Researchers at NYU School of Medicine in the US have found that an AI program can analyse images of patients’ lung tumours and accurately specify cancer types and identify altered genes driving abnormal cell growth.

This is significant because it demonstrates that by using an AI approach to diagnosing the type of cancer patients will be able to start targeted cancer therapies sooner.

In a study published online in Nature Medicine, the team of researchers trained a deep convolutional neural network, Google’s Inception v3, to analyse slide images obtained from The Cancer Genome Atlas, a database of confirmed cancer diagnosis images. This enabled the researchers to measure how well their machine learning program could be trained to accurately and automatically classify normal versus diseased tissue.

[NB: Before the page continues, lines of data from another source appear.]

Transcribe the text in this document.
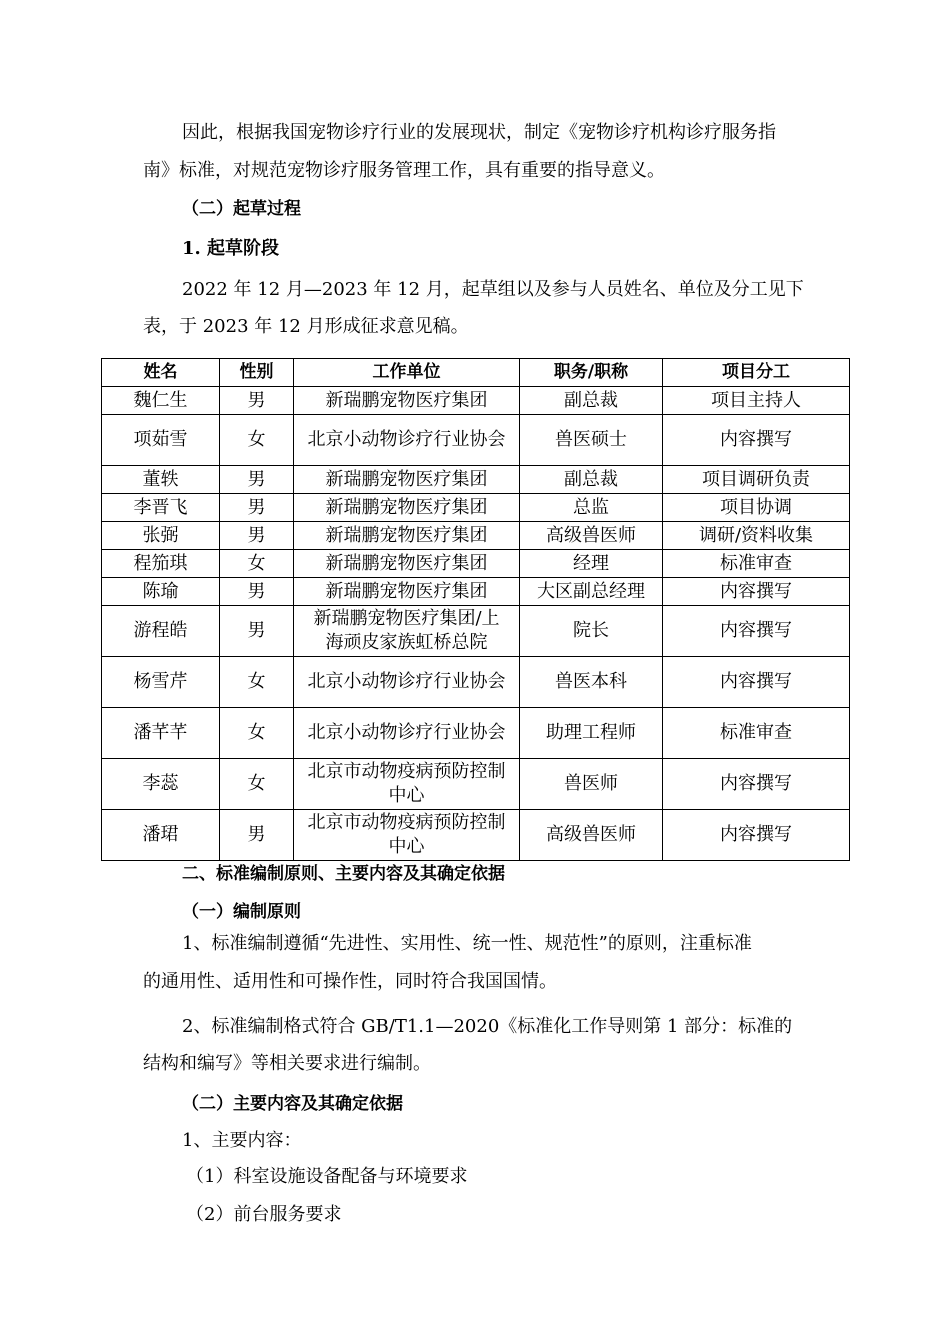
因此，根据我国宠物诊疗行业的发展现状，制定《宠物诊疗机构诊疗服务指
南》标准，对规范宠物诊疗服务管理工作，具有重要的指导意义。
（二）起草过程
1. 起草阶段
2022 年 12 月—2023 年 12 月，起草组以及参与人员姓名、单位及分工见下
表，于 2023 年 12 月形成征求意见稿。
姓名	性别	工作单位	职务/职称	项目分工
魏仁生	男	新瑞鹏宠物医疗集团	副总裁	项目主持人
项茹雪	女	北京小动物诊疗行业协会	兽医硕士	内容撰写
董轶	男	新瑞鹏宠物医疗集团	副总裁	项目调研负责
李晋飞	男	新瑞鹏宠物医疗集团	总监	项目协调
张弼	男	新瑞鹏宠物医疗集团	高级兽医师	调研/资料收集
程笳琪	女	新瑞鹏宠物医疗集团	经理	标准审查
陈瑜	男	新瑞鹏宠物医疗集团	大区副总经理	内容撰写
游程皓	男	新瑞鹏宠物医疗集团/上海顽皮家族虹桥总院	院长	内容撰写
杨雪芹	女	北京小动物诊疗行业协会	兽医本科	内容撰写
潘芊芊	女	北京小动物诊疗行业协会	助理工程师	标准审查
李蕊	女	北京市动物疫病预防控制中心	兽医师	内容撰写
潘珺	男	北京市动物疫病预防控制中心	高级兽医师	内容撰写
二、标准编制原则、主要内容及其确定依据
（一）编制原则
1、标准编制遵循“先进性、实用性、统一性、规范性”的原则，注重标准
的通用性、适用性和可操作性，同时符合我国国情。
2、标准编制格式符合 GB/T1.1—2020《标准化工作导则第 1 部分：标准的
结构和编写》等相关要求进行编制。
（二）主要内容及其确定依据
1、主要内容：
（1）科室设施设备配备与环境要求
（2）前台服务要求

From the study the researchers found that the AI program could distinguish with 97% accuracy between adenocarcinoma and squamous cell carcinoma, two lung cancer types that even experienced pathologists struggle to parse without confirmatory tests.

From analysing the images, the AI program was also able to determine if abnormal versions of six genes linked to lung cancer – including EGFR, KRAS and TP53 – were present in cells, with an accuracy that ranged from 73 to 86% depending on the gene. As the researchers explained in the study, these genetic mutations often cause the abnormal growth seen in cancer, but can also change a cell’s shape and interactions with its surroundings, providing visual clues for automated analysis.

For targeted therapies to be successful, it’s important to determine which genes are changed in each tumour. However, current genetic tests being used to confirm the presence of mutations can take weeks to return results.

“Delaying the start of cancer treatment is never good,” said senior study author and Associate Professor in the Department of Pathology at NYU School of Medicine and NYU Langone Health’s Perlmutter Cancer Center, Aristotelis Tsirigos, PhD.

“Our study provides strong evidence that an AI approach will be able to instantly determine cancer subtype and mutational profile to get patients started on targeted therapies sooner,” continued Tsirigos.

The study also found that about half of the small percentage of tumour images misclassified by the study AI program was also misclassified by the pathologists, demonstrating the difficulty in distinguishing between the two lung cancer types. Meanwhile, 45 out of 54 of the images misclassified by at least one of the pathologists in the study were assigned to the correct cancer type by the program, suggesting that AI could offer a useful second opinion.

“In our study, we were excited to improve on pathologist-level accuracies, and to show that AI can discover previously unknown patterns in the visible features of cancer cells and the tissues around them,” said co-corresponding author of the study and Assistant Professor in the departments of Radiology and Population Health, Narges Razavian, PhD.

“The synergy between data and computational power is creating unprecedented opportunities to improve both the practice and the science of medicine,” continued Razavian.

The research team plan to continue training their AI program with data until it can determine which genes are mutated in a given cancer with more than 90% accuracy. Following this they will seek US government approval to use the technology clinically.